Impariamo ad osservare i bambini attorno a noi, ascoltiamo i loro silenzi oltre alle loro parole, pre-occupiamoci dei loro cambi di umore, interessiamoci ai loro giochi, facciamoci spiegare e lasciamoci prendere per mano dalla loro immaginazione, seguiamoli nei loro mondi fatti di magia, onnipotenza, paure e disperazione. Usiamo questo tempo per fermarci e sederci accanto a loro. Aiutiamoli a trovare un modo per raccontare ciò che sentono e vedono, stimoliamoli ad esprimere attraverso il gioco o il disegno le loro paure, mettendo loro a disposizione con la nostra presenza consapevole ,fiduciosa e adulta uno spazio protetto e rassicurante di ascolto e partecipazione. Essere genitori è anche questo: fornire uno spazio emotivo sicuro e rassicurante, dove i figli possano sentirsi accettati e liberi di esprimersi senza sentirsi ignorati, giudicati o svalutati. Noi siamo e saremo sempre il loro porto sicuro: offriamo loro il modo di recuperare in se stessi gli approvvigionamenti necessari per essere navi capaci di affrontare le peggiori tempeste degli oceani della Vita. Fermiamoci e ascoltiamoci emotivamente. Utili i racconti, le favole o parole che attraverso le metafore spieghino come le paure esistano, anche per gli adulti e come le situazioni possano cambiare improvvisamente, rendendo insicuro ciò che era rassicurante fino a poco tempo prima. Gli Orchi e le Streghe esistono ancora nella realtà ,hanno cambiato sembianze, ma come nelle favole, continuano a seminare morte e distruzione sotto forma di virus, guerre e catastrofi. Ma questo non li spaventerà se li aiuteremo ad accettare la Vita per quello che è, con le sue contraddizioni, se li spingeremo a diventare morbidi, adattabili e fiduciosi verso un Destino che non può essere in mano loro. Come in una favola, ogni giorno la Vita regala qualcosa di imprevisto e quasi mai quello che avevamo messo in conto di ricevere .Il modo che sceglieremo di utilizzare per accogliere o rifiutare l’imprevisto, farà la differenza sullo sviluppo delle opportunità che ci verranno offerte. Giorno per giorno, scriveremo il libro della nostra esistenza, e , scoprendoci ogni volta diversi da come avevamo immaginato di essere, impareremo a conoscere noi stessi, e gli Altri attorno a noi.

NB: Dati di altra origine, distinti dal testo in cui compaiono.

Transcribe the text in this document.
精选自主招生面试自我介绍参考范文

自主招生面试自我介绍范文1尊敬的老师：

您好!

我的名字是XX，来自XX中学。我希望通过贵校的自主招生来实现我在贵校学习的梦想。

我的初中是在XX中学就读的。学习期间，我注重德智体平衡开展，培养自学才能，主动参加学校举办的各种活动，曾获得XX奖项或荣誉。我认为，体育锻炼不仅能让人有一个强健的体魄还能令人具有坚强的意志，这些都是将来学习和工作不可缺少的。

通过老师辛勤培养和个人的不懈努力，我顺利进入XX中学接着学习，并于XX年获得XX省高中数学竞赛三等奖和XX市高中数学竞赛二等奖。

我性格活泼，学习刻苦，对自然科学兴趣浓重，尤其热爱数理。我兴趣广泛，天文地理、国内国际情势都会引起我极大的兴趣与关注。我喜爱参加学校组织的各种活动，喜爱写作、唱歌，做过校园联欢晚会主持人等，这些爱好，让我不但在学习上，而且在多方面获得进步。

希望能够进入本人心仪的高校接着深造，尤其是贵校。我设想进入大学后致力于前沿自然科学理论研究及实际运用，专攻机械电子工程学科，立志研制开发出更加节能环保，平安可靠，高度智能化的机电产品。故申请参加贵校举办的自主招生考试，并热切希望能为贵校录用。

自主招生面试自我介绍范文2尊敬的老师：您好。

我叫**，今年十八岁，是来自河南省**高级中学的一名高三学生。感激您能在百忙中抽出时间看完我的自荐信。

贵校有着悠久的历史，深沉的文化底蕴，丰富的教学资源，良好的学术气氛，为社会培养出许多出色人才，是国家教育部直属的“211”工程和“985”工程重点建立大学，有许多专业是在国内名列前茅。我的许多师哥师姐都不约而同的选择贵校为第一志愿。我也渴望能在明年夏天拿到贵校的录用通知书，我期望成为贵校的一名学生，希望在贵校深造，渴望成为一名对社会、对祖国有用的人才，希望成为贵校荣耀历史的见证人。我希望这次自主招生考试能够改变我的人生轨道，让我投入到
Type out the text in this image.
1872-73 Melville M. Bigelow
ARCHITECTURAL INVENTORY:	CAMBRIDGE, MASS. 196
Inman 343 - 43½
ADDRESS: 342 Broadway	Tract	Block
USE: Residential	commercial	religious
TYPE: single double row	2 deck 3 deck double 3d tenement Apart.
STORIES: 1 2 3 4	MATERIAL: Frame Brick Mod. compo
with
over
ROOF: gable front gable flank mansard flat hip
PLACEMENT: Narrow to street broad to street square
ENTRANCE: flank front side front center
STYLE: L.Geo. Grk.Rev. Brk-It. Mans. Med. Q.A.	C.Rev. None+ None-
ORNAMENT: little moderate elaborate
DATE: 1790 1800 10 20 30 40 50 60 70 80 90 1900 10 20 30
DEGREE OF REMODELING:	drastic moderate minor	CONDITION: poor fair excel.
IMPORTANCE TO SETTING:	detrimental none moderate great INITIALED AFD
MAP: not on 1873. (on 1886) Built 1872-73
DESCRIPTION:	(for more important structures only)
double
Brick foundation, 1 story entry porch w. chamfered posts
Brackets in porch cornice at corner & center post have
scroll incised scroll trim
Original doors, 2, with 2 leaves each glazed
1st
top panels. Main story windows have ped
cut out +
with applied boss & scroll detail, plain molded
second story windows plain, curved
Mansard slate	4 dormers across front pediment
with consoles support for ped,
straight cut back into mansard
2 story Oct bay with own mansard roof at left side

Con i bambini non possiamo fingere, loro non ci ascoltano solo attraverso la voce, ma attraverso il cuore : utilizziamo il loro linguaggio, giochiamo con loro, capiamo il loro mondo emotivo, facciamoci spiegare il perché dei loro gusti nei giochi o delle loro scelte, facciamoci vedere curiosi e interessati al loro mondo.
Alla fine di questo periodo il virus potrà essere stato solo portatore di morte oppure anche di vita e nuove consapevolezze , avrà lasciato dietro di sè non solo lutti ma relazioni nuove, legami più veri e profondi , famiglie più unite e un’umanità più responsabile. Oppure no.
Dipenderà da noi e dai significati profondi che andremo a cercare in questa battaglia.